Fechner füllt die Herkunftsgeschichte mit Leben
Mit Casey Blake und seiner Schwester Christina in New York hält Friederike Fechner 2016 das erste Ende des roten Fadens in der Hand. Die beiden sind Enkel von Friedrich Blach, der sich in den USA Blake nannte. Die beiden leben in dem Glauben, dass es keine weiteren Nachfahren gibt. Doch Friederike Fechner macht weitere Familienmitglieder in Holland und England ausfindig.
Über die Jahre füllt sich die Geschichte der jüdischen Familie Blach mit Namen und Schicksalen, mit Bildern, Erzählungen und Erinnerungen. Darunter die verzweifelten Briefe von Felix Blach, der als letzter das Stralsunder Geschäft führte und sein letzter Eintrag in die Geschäftschronik des Lederwarenhandels, den er auf Druck der Nazis schließen musste.

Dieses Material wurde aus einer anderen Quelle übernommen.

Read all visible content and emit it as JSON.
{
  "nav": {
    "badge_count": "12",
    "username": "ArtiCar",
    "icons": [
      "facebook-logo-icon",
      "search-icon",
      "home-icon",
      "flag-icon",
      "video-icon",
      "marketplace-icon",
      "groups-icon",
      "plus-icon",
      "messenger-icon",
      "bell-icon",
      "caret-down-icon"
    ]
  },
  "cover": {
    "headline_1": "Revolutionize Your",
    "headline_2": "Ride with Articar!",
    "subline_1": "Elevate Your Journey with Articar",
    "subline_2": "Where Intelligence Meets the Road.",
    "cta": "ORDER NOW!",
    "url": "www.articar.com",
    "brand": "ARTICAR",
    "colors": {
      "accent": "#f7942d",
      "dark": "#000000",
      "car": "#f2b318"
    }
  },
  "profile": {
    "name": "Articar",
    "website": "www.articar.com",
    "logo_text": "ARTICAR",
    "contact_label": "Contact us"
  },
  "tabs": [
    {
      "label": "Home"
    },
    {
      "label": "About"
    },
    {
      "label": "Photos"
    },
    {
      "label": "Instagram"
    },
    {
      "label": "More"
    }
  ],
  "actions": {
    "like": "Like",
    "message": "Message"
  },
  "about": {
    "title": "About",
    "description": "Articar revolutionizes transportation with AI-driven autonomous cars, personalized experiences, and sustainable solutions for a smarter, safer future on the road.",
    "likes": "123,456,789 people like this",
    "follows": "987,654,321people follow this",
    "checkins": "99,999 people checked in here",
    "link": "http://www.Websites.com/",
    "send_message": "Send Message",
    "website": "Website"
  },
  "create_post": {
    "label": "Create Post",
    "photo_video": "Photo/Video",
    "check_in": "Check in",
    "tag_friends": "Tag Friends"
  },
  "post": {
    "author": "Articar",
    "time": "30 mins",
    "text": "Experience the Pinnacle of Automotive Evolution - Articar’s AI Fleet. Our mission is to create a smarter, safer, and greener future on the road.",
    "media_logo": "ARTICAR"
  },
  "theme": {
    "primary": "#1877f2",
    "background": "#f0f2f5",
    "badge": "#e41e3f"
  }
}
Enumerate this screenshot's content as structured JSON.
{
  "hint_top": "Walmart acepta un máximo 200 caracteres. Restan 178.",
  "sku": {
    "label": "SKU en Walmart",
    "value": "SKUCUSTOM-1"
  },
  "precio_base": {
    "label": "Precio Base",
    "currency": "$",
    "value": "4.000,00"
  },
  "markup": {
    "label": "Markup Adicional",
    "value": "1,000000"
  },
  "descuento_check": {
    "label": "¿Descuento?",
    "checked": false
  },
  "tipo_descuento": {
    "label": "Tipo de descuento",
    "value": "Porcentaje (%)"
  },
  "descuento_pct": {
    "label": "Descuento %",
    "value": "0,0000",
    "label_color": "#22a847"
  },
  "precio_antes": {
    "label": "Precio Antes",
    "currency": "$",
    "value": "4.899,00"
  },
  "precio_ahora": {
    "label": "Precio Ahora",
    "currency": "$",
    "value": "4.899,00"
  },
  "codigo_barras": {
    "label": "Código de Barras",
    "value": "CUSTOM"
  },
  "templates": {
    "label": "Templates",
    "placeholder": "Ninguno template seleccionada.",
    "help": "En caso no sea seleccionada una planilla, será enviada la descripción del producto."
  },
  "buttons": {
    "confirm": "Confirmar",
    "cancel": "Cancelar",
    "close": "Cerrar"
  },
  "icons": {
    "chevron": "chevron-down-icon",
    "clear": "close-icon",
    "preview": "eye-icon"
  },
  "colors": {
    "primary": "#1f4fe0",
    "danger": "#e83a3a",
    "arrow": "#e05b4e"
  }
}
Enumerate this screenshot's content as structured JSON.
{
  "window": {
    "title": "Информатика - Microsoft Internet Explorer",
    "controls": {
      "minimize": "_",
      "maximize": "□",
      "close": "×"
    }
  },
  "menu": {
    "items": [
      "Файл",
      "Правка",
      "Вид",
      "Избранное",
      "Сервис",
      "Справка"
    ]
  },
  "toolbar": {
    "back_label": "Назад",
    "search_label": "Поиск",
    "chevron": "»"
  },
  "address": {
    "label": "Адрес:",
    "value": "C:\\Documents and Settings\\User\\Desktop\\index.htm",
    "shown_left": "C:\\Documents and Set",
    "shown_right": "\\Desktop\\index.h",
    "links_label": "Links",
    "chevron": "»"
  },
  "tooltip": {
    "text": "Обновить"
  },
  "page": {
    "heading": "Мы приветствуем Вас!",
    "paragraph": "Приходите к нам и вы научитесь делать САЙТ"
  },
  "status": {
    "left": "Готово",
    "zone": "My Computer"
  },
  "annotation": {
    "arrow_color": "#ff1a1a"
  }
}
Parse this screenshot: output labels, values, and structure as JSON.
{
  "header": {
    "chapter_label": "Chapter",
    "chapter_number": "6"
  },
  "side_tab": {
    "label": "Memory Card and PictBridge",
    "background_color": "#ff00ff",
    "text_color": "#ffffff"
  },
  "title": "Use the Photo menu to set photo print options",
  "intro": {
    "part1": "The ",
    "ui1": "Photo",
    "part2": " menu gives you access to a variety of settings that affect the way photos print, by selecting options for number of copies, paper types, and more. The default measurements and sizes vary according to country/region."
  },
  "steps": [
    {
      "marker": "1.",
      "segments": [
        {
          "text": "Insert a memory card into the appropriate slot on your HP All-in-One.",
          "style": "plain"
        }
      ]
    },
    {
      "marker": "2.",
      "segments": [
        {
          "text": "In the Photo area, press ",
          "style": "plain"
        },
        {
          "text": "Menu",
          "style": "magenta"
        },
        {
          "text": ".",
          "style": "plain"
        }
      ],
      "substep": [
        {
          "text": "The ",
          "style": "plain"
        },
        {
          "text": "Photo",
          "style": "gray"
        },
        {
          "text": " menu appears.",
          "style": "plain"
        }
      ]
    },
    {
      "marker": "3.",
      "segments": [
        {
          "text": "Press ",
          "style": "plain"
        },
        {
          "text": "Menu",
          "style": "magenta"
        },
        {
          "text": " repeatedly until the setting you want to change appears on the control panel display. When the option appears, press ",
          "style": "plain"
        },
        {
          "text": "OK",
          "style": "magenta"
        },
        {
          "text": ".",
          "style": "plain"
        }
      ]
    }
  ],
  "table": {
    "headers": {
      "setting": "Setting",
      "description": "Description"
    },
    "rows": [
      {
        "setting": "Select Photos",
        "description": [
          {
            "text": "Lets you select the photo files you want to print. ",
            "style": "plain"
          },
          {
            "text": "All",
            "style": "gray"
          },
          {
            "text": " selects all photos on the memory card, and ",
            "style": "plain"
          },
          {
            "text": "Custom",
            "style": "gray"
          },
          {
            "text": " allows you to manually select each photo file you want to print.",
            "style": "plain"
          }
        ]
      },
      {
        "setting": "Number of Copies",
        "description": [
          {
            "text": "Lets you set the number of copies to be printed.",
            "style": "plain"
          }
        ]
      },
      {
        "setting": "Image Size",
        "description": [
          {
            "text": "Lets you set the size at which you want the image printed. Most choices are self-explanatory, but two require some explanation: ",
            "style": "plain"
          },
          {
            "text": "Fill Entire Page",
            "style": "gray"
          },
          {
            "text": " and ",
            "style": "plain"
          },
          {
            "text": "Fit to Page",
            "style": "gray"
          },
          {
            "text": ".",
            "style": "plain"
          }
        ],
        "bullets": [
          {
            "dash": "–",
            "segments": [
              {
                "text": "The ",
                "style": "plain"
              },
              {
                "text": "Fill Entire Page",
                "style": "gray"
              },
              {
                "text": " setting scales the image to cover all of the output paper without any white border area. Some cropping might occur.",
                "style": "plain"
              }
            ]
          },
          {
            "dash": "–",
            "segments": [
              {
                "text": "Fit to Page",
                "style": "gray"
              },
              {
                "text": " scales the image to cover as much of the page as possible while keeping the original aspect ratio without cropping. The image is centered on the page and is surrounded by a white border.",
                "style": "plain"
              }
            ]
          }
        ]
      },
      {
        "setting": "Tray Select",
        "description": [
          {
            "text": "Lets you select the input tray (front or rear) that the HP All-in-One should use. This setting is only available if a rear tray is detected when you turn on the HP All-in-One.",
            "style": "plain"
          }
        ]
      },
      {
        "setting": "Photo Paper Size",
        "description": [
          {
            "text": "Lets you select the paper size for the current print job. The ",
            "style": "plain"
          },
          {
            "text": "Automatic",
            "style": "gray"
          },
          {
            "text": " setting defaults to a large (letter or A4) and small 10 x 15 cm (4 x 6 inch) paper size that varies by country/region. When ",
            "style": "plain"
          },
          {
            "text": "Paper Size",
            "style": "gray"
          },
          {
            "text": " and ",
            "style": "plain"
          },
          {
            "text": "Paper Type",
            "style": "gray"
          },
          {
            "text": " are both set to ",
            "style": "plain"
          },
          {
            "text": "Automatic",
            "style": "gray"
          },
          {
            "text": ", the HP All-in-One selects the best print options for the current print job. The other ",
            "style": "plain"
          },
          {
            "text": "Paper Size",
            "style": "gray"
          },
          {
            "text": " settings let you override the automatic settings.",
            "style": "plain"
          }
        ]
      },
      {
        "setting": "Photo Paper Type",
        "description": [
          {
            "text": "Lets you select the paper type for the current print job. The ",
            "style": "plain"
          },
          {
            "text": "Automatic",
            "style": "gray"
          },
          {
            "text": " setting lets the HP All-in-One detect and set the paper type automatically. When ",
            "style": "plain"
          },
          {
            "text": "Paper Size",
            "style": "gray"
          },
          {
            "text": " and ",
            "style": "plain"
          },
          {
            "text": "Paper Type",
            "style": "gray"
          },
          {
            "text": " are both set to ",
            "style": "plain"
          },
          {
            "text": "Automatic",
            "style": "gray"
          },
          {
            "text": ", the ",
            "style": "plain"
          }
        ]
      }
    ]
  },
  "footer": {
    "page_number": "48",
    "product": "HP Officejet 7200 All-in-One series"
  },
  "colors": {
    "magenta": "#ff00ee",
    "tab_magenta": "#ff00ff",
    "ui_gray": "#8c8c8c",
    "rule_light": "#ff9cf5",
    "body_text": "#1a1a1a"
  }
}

Auf Spurensuche in Amsterdam
Auch auf ein Telegramm, in dem eine Mutter erfährt, dass ihr Kind das KZ überlebt hat, stößt Fechner. Was verbirgt sich dahinter? Friederike Fechner erfährt es, als sie sich mit Gaby Glassman in Amsterdam trifft. Die Nachfahrin der Stralsunder Familie Blach arbeitet in London als Therapeutin für transgenerationale Traumata und kümmert sich besonders um die Kinder und Enkel von Holocaust-Überlebenden. Sie kann vor Aufregung ein paar Tage nicht schlafen, als sich Friedrike Fechner bei ihr gemeldet hatte. Anfang der 90er-Jahre - als sie zum ersten Mal Stralsund und das damals verfallene Haus der Familie besuchte - hatte sie Ablehnung erfahren und Gleichgültigkeit. Sollte das jetzt anders sein? Eine Deutsche interessiert sich für ihre Geschichte?
In Amsterdam folgen die Londonerin und die Stralsunderin den Spuren der Familie: Gaby Glassmans Mutter und deren erster Mann waren von Stralsund nach Amsterdam geflüchtet und überlebten den Krieg in Verstecken. Ihre Stralsunder Großeltern - es war gelungen, sie 1938 dorthin zu holen - wurden aus Holland deportiert und kamen im Konzentrationslager ums Leben. Ihr Bruder Peter wurde versteckt, verraten und überlebte das KZ.
In Amsterdam steht Gaby Glassman am symbolischen Grab ihrer Großeltern. Mit Friederike Fechner hat sie sich am neuen Holocaust-Mahnmal von Daniel Libeskind auf die Suche nach den dort eingravierten Namen gemacht. Und sie besuchen Pauline Pilaar, deren Eltern viele jüdische Kinder und Erwachsene retteten, indem sie ihnen Versteckadressen besorgten - darunter die Verstecke für Gabys Familie. Ohne den Mut von Paulines Eltern wäre Gaby nicht auf der Welt.
Initiative zur Erinnerung an jüdisches Leben in Stralsund
Die Recherche zur Familie Blach ist abgeschlossen. Fast 30 Nachfahren sind 2022 auf Einladung von Friederike Fechner nach Stralsund gekommen. Ein Grund aufzuhören ist das für die Musikerin nicht. Sie gründete die "Initiative zur Erinnerung an jüdisches Leben in Stralsund" und arbeitet mit anderen Ehrenamtlichen an einem digitalen Gedenkbuch, das alle jüdischen Bürger der Hansestadt verzeichnet. Nachfahren in aller Welt werden ermittelt, viele von ihnen schicken Dokumente, Fotos und Briefe für das digitale Gedenkbuch. So bekommen 300 Bürger dieser Stadt wieder ihren Namen zurück, ihr Gesicht, ihre Geschichte. Und das alles begann mit einem Hausverkauf in der Heilgeiststraße 89.
Das Erste zeigt die Reportage "Echtes Leben: Wo ist Familie Blach? am 2. November ab 23.20 Uhr. NDR Kultur sendet das Feature "Hauskauf mit Geschichte" über die ungewöhnliche Spurensuche von Friederike Fechner am 1. November ab 20 Uhr. Eine Folge des Podcasts vertikal - horizontal über die Familie Blach ist bereits abrufbar.